JEFFERSON CITY — Land near Busch Stadium in downtown St. Louis was once home to pens where enslaved people were held in shackles before they were auctioned off or sold.
Now two St. Louis-area state representatives are asking the St. Louis Cardinals to acknowledge the location’s “horror and history” by erecting a marker at the corner of Broadway and Clark, the site of one of several pens that were located downtown.
Aldridge and Gunby, in the release, said the Cardinals “are beloved in our region and as an organization support many local causes that endear them to us, their fans.”
“It is in this spirit that we ask you and the St. Louis Cardinals organization to erect a marker that recognizes the horror and history of where Busch Stadium now stands,” they said.
Acknowledging the history could begin healing of divisions caused by race and injustice, “bring our history to light for many and spark conversations that need to occur,” Aldridge and Gunby wrote. Aldridge’s district includes Busch Stadium.
The release says the pens belonged to prominent slave trader Bernard Lynch. They were seized by Union troops during the Civil War in 1861 but not fully demolished until 1963.
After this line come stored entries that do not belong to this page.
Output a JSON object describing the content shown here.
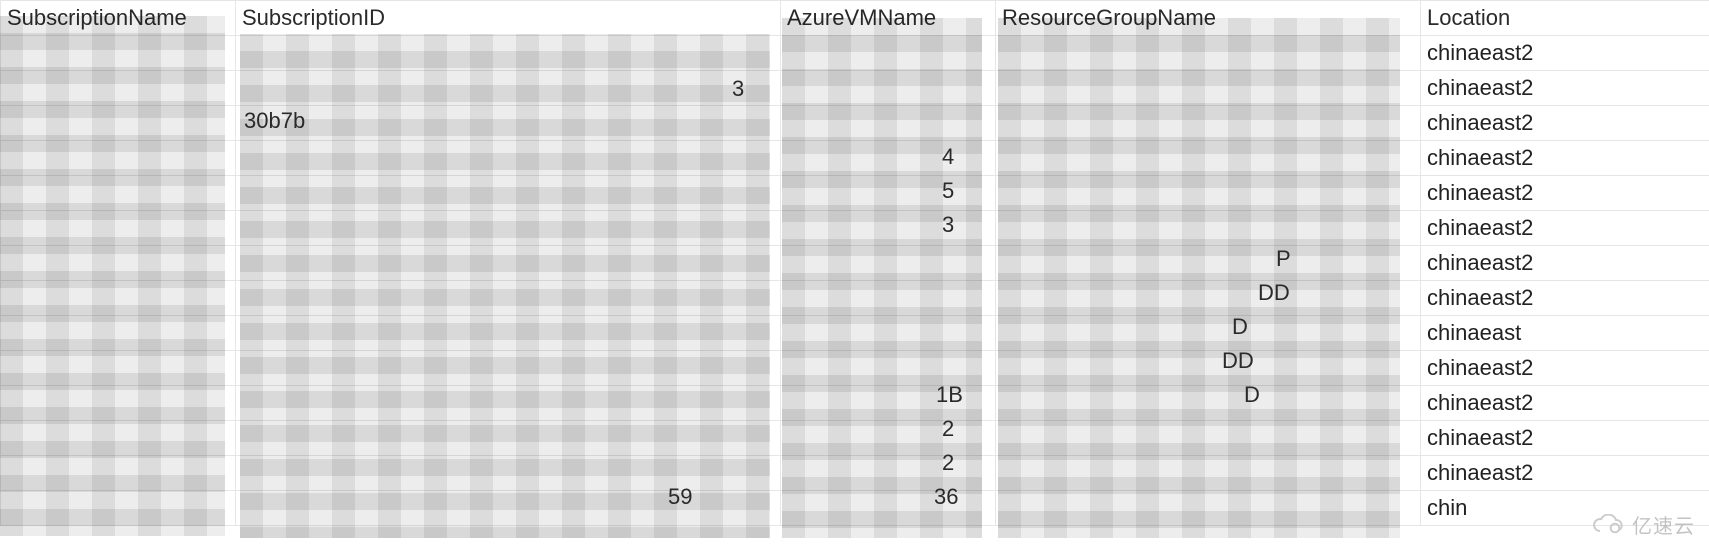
{
  "table": {
    "headers": {
      "subscriptionName": "SubscriptionName",
      "subscriptionID": "SubscriptionID",
      "azureVMName": "AzureVMName",
      "resourceGroupName": "ResourceGroupName",
      "location": "Location"
    },
    "rows": [
      {
        "subscriptionName": "",
        "subscriptionID": "",
        "azureVMName": "",
        "resourceGroupName": "",
        "location": "chinaeast2"
      },
      {
        "subscriptionName": "",
        "subscriptionID": "",
        "azureVMName": "",
        "resourceGroupName": "",
        "location": "chinaeast2"
      },
      {
        "subscriptionName": "",
        "subscriptionID": "",
        "azureVMName": "",
        "resourceGroupName": "",
        "location": "chinaeast2"
      },
      {
        "subscriptionName": "",
        "subscriptionID": "",
        "azureVMName": "",
        "resourceGroupName": "",
        "location": "chinaeast2"
      },
      {
        "subscriptionName": "",
        "subscriptionID": "",
        "azureVMName": "",
        "resourceGroupName": "",
        "location": "chinaeast2"
      },
      {
        "subscriptionName": "",
        "subscriptionID": "",
        "azureVMName": "",
        "resourceGroupName": "",
        "location": "chinaeast2"
      },
      {
        "subscriptionName": "",
        "subscriptionID": "",
        "azureVMName": "",
        "resourceGroupName": "",
        "location": "chinaeast2"
      },
      {
        "subscriptionName": "",
        "subscriptionID": "",
        "azureVMName": "",
        "resourceGroupName": "",
        "location": "chinaeast2"
      },
      {
        "subscriptionName": "",
        "subscriptionID": "",
        "azureVMName": "",
        "resourceGroupName": "",
        "location": "chinaeast"
      },
      {
        "subscriptionName": "",
        "subscriptionID": "",
        "azureVMName": "",
        "resourceGroupName": "",
        "location": "chinaeast2"
      },
      {
        "subscriptionName": "",
        "subscriptionID": "",
        "azureVMName": "",
        "resourceGroupName": "",
        "location": "chinaeast2"
      },
      {
        "subscriptionName": "",
        "subscriptionID": "",
        "azureVMName": "",
        "resourceGroupName": "",
        "location": "chinaeast2"
      },
      {
        "subscriptionName": "",
        "subscriptionID": "",
        "azureVMName": "",
        "resourceGroupName": "",
        "location": "chinaeast2"
      },
      {
        "subscriptionName": "",
        "subscriptionID": "",
        "azureVMName": "",
        "resourceGroupName": "",
        "location": "chin"
      }
    ],
    "redacted_peeks": {
      "subid_row2_suffix": "3",
      "subid_row3_prefix": "30b7b",
      "vm_row4": "4",
      "vm_row5": "5",
      "vm_row6": "3",
      "rg_row7": "P",
      "rg_row8": "DD",
      "rg_row9": "D",
      "rg_row10": "DD",
      "vm_row11": "1B",
      "rg_row11": "D",
      "vm_row12": "2",
      "vm_row13": "2",
      "subid_row14": "59",
      "vm_row14": "36"
    }
  },
  "watermark": {
    "text": "亿速云"
  }
}
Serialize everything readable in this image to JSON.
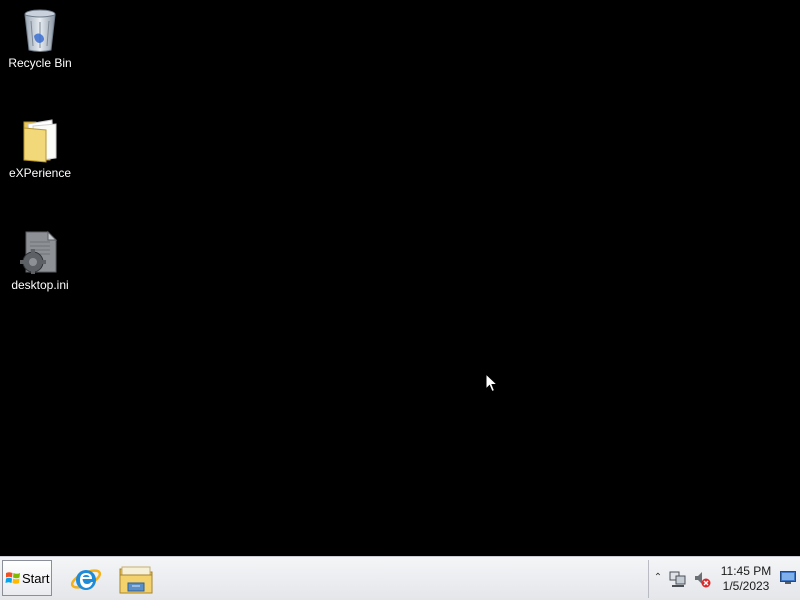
{
  "desktop": {
    "icons": [
      {
        "label": "Recycle Bin",
        "icon": "recycle-bin-icon"
      },
      {
        "label": "eXPerience",
        "icon": "folder-icon"
      },
      {
        "label": "desktop.ini",
        "icon": "config-file-icon"
      }
    ]
  },
  "taskbar": {
    "start_label": "Start",
    "pinned": [
      {
        "name": "internet-explorer",
        "icon": "internet-explorer-icon"
      },
      {
        "name": "file-explorer",
        "icon": "file-explorer-icon"
      }
    ],
    "tray": {
      "expand_icon": "chevron-up-icon",
      "network_icon": "network-icon",
      "volume_icon": "volume-muted-icon",
      "time": "11:45 PM",
      "date": "1/5/2023",
      "show_desktop_icon": "show-desktop-icon"
    }
  },
  "colors": {
    "desktop_background": "#000000",
    "taskbar_background": "#eceef1",
    "label_text": "#ffffff"
  }
}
According to a page on the St. Louis City website, Lynch’s Slave Pens were “cramped and constructed like prison cells. Each person was shackled, the rooms were bolted and locked, and bars were placed on the windows.”
The Broadway and Clark location of the pens, near the current stadium site, was one of several in the downtown area, the website says.
A spokesperson for the St. Louis Cardinals said Tuesday that DeWitt has been in touch with Aldridge and Gunby and “is planning to share with them about their concepts and thoughts.”
Updated Tuesday to include a response from the Cardinals.